陈青蘅的目光快速扫过走廊,确认环境安全,才重新落回张朔川脸上:“我跟南枝姐请过假了。这段时间,我就在这儿待着。”
“请假?!”张朔川愣了一下,心头瞬间涌上一股复杂的情绪。一方面觉得陈青蘅为了“盯着”自己连本职工作都放下,实在小题大做;另一方面,一股难以言喻的甜意却不受控制地从心底丝丝缕缕冒出来,像细小的气泡轻轻撞击着胸腔。
他强自镇定,清了清嗓子:“……蘅哥,真不用这样。我就在支队里面,有严警官他们在,还能出什么事?你专心做你的事,不用管我。”
陈青蘅不为所动:“我就在外面,带着桔子透透气,绝不打扰你工作。”他轻轻拍了拍张朔川的肩膀,“去吧。”
张朔川看着他眼中那份毫无保留的守护意味,知道再劝也是徒劳,轻轻点点头:“……那我进去了。”
看着张朔川走进内部通道,陈青蘅才转身走向停车场。
回到车上,桔子立刻兴奋地扑到窗边,尾巴用力甩动,眼神亮晶晶地看着他。陈青蘅打开车门,熟练地给它套上牵引绳,揉了揉它蓬松的脑袋:“走,桔子,你三哥去忙正事了,咱们就在附近转转。”
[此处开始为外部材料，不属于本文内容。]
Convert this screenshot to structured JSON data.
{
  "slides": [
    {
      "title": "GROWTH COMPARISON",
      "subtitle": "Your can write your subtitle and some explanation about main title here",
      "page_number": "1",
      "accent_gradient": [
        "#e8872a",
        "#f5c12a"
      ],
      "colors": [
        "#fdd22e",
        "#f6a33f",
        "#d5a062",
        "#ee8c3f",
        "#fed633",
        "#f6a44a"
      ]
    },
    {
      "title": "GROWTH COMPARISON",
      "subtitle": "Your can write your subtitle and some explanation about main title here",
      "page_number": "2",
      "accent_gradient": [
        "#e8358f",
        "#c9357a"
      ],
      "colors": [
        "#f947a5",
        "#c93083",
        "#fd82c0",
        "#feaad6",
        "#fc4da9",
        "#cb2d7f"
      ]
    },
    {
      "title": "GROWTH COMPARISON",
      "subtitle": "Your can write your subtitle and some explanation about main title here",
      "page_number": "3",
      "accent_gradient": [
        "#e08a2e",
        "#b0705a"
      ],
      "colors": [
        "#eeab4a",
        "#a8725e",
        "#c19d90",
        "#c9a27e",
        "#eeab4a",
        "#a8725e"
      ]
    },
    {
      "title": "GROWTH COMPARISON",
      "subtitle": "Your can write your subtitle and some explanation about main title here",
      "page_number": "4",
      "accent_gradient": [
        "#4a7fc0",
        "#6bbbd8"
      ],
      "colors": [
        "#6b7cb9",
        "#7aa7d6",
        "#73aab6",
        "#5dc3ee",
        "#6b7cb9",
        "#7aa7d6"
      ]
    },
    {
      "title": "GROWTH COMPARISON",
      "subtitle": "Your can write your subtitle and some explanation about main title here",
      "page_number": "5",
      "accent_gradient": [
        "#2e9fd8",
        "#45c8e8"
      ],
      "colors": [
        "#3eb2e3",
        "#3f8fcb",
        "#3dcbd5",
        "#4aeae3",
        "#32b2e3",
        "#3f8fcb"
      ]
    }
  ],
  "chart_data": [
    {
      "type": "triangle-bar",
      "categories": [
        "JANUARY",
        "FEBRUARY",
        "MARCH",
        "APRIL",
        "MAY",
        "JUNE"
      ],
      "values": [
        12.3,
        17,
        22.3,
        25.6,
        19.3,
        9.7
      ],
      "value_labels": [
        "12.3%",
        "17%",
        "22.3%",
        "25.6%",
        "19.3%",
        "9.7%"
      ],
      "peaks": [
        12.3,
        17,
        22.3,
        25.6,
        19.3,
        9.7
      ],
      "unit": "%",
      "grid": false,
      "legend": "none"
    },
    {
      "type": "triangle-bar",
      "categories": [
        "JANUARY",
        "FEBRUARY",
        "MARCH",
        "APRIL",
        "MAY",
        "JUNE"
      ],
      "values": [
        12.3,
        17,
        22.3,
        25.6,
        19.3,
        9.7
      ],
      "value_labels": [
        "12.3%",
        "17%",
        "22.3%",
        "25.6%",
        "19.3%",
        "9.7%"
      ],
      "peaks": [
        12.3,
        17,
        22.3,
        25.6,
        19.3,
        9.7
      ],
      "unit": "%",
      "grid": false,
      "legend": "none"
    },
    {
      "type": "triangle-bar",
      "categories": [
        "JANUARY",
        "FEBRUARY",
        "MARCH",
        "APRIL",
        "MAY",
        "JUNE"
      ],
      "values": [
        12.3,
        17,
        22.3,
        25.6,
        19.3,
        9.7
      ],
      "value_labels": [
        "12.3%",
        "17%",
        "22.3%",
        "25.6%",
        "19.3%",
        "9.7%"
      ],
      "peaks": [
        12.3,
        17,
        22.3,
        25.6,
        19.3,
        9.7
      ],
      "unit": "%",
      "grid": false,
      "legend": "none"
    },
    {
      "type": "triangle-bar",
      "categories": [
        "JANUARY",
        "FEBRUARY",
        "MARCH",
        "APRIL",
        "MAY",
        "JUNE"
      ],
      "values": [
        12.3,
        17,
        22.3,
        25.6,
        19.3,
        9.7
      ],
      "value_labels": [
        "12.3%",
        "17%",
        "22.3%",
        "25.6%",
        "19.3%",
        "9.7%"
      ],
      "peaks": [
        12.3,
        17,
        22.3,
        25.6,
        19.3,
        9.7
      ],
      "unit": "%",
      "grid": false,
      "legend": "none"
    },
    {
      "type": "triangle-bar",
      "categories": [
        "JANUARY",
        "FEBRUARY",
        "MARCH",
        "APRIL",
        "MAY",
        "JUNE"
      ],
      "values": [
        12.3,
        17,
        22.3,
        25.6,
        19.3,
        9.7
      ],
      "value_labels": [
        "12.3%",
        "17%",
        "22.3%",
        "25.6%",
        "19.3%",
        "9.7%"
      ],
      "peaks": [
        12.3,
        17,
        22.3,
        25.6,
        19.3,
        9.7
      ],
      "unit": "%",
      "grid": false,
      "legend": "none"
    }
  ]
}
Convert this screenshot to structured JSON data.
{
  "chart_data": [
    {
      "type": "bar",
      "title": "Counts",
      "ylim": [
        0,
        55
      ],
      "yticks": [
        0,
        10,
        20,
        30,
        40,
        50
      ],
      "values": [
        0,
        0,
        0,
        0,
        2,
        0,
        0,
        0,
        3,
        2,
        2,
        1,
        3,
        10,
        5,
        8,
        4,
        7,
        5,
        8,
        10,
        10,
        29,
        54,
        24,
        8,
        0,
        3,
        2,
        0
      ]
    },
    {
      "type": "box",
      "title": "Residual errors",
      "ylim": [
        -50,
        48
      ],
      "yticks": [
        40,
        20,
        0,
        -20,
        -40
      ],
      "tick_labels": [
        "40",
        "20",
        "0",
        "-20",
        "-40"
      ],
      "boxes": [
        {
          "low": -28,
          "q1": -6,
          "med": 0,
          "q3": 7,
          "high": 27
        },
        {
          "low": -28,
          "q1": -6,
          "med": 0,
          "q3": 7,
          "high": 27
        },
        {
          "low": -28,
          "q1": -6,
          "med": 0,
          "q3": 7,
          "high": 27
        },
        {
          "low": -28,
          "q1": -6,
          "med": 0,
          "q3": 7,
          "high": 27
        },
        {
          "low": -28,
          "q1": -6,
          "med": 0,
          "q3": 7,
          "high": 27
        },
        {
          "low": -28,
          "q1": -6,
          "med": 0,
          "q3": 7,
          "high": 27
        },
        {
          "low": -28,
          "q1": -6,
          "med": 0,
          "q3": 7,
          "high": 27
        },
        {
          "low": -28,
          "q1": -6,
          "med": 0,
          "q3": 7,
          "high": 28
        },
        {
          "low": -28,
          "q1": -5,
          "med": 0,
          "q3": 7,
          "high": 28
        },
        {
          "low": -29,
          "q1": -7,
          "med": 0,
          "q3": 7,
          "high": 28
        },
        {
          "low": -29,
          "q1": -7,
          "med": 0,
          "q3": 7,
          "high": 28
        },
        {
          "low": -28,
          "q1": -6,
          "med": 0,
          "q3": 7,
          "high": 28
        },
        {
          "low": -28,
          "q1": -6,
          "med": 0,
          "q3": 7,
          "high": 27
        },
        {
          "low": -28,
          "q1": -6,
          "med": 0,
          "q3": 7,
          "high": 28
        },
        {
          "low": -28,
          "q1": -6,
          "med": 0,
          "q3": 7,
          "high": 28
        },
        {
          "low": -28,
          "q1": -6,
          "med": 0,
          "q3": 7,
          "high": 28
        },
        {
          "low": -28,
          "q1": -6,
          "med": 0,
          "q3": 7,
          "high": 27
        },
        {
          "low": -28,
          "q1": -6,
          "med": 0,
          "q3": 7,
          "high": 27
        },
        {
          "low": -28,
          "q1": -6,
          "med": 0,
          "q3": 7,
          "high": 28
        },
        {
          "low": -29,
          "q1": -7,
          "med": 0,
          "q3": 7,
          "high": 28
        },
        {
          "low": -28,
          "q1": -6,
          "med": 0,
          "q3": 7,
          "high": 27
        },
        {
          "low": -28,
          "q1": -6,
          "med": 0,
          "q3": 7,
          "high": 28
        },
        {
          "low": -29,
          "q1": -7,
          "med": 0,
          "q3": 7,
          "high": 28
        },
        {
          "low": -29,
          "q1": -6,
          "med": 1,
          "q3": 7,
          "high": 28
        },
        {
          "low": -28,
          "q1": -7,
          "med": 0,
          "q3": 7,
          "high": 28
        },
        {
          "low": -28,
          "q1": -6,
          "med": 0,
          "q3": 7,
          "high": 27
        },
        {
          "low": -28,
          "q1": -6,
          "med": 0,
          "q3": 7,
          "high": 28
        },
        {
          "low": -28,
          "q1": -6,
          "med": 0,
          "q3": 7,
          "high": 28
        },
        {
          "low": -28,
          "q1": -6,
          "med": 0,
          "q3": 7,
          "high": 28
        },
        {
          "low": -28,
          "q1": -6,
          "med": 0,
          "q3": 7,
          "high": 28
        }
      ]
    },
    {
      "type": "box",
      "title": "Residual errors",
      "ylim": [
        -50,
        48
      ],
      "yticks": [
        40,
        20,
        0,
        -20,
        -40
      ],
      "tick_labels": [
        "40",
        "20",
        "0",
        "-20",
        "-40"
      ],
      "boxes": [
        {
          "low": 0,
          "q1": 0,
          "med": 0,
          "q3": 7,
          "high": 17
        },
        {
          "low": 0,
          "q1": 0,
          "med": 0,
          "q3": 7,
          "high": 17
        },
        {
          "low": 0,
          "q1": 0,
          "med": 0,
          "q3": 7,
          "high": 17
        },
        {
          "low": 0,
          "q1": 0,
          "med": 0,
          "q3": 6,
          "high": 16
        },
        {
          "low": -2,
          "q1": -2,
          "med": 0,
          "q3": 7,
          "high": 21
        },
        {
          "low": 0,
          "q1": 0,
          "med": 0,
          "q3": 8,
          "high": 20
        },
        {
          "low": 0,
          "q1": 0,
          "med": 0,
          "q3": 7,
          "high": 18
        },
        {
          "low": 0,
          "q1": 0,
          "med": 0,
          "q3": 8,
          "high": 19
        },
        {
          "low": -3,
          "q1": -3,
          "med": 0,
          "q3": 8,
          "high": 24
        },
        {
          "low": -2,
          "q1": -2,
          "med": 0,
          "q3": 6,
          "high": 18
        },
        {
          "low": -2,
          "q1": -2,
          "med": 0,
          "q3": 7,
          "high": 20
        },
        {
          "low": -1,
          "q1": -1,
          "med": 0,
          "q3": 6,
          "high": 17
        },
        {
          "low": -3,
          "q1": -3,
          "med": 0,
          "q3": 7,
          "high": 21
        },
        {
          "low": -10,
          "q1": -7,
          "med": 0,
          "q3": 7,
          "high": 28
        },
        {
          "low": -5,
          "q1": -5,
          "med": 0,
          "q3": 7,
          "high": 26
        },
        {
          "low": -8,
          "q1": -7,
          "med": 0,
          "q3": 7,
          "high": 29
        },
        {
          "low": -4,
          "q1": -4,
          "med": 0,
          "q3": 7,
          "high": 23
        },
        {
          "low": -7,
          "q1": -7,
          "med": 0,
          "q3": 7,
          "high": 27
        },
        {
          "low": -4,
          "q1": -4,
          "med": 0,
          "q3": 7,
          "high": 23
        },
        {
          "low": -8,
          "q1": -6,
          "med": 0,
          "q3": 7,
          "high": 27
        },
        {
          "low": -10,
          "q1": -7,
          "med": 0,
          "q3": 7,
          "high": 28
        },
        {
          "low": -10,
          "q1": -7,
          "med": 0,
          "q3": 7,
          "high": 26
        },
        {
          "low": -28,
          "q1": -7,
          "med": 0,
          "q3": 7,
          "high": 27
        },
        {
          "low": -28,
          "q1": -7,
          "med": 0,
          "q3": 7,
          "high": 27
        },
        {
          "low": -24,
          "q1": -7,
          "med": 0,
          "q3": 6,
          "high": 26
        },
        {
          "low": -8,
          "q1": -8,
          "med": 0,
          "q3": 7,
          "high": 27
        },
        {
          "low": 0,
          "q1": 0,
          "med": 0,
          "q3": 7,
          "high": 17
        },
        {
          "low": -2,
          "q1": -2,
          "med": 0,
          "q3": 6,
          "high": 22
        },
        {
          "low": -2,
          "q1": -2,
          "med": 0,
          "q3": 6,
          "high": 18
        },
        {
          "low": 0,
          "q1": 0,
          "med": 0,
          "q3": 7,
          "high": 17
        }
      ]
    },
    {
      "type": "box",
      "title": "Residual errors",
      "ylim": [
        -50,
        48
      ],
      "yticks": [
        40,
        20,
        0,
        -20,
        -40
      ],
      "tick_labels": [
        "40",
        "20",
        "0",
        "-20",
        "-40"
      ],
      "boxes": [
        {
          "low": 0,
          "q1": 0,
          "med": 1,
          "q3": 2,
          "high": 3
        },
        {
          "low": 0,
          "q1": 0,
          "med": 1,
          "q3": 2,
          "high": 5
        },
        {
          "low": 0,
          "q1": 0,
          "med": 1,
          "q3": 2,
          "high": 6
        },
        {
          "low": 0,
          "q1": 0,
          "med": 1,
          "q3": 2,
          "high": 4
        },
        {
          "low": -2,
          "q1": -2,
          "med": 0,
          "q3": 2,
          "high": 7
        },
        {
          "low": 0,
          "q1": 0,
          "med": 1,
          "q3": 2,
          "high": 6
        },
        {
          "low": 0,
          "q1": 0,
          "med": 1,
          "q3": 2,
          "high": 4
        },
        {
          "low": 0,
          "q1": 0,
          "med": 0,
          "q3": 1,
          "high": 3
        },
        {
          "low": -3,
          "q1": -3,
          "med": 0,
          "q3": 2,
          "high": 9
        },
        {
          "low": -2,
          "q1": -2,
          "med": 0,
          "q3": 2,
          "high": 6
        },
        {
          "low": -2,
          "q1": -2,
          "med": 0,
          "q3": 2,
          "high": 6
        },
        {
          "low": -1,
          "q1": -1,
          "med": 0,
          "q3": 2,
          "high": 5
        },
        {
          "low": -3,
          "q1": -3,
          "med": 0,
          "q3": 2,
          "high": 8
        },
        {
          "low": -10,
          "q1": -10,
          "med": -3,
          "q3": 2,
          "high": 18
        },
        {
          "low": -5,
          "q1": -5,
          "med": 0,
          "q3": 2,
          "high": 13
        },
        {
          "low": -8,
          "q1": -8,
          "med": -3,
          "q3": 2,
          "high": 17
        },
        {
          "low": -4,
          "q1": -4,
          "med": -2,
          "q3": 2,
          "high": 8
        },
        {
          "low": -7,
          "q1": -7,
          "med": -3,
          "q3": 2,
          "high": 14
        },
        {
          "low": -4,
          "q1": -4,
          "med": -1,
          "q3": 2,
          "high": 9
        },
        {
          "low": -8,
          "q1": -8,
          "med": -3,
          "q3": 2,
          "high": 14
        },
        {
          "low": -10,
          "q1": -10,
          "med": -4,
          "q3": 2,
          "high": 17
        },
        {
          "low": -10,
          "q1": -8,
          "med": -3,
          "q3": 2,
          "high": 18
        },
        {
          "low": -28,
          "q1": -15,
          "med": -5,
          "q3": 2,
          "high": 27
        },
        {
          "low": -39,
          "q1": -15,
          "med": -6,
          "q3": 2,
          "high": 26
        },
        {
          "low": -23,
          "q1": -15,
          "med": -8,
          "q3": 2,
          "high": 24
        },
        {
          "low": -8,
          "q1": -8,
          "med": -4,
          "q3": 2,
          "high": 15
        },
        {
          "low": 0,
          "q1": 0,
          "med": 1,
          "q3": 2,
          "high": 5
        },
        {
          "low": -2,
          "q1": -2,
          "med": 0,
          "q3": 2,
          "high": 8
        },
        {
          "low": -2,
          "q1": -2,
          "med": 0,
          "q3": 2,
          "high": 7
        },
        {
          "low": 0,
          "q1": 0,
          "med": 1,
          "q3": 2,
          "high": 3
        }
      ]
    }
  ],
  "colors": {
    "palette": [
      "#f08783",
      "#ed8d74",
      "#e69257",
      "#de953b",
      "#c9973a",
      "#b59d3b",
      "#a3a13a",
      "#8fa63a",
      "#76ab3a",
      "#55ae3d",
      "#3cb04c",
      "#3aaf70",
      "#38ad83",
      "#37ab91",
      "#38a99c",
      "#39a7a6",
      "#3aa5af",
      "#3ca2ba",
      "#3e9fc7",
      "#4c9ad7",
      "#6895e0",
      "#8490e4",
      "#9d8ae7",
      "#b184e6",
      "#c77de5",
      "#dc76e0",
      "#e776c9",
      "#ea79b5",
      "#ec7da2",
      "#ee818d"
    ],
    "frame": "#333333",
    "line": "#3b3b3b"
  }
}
桔子歪着头,疑惑地看了他好一会儿。为什么爸爸又变回三哥了?
陈青蘅牵着桔子,走向大院一侧相对僻静的空地。
没走多久,桔子就被不远处一个矫健的身影吸引,停下脚步,好奇地朝着那个方向张望。
一只毛色乌黑光亮、体型健硕的德国牧羊犬正随着主人的口令迅捷地完成着穿越障碍的动作,身姿利落,气势十足。
“坐!定!”一个穿着作训服、身姿挺拔的青年警官发出清晰的指令。德牧瞬间定格不动,身姿挺拔如同一尊蓄势待发的黑色雕塑。
出于兽医的职业本能,陈青蘅的目光立刻被德牧流畅的动作吸引,尤其是后肢蹬地发力时展现出的爆发力与稳定性。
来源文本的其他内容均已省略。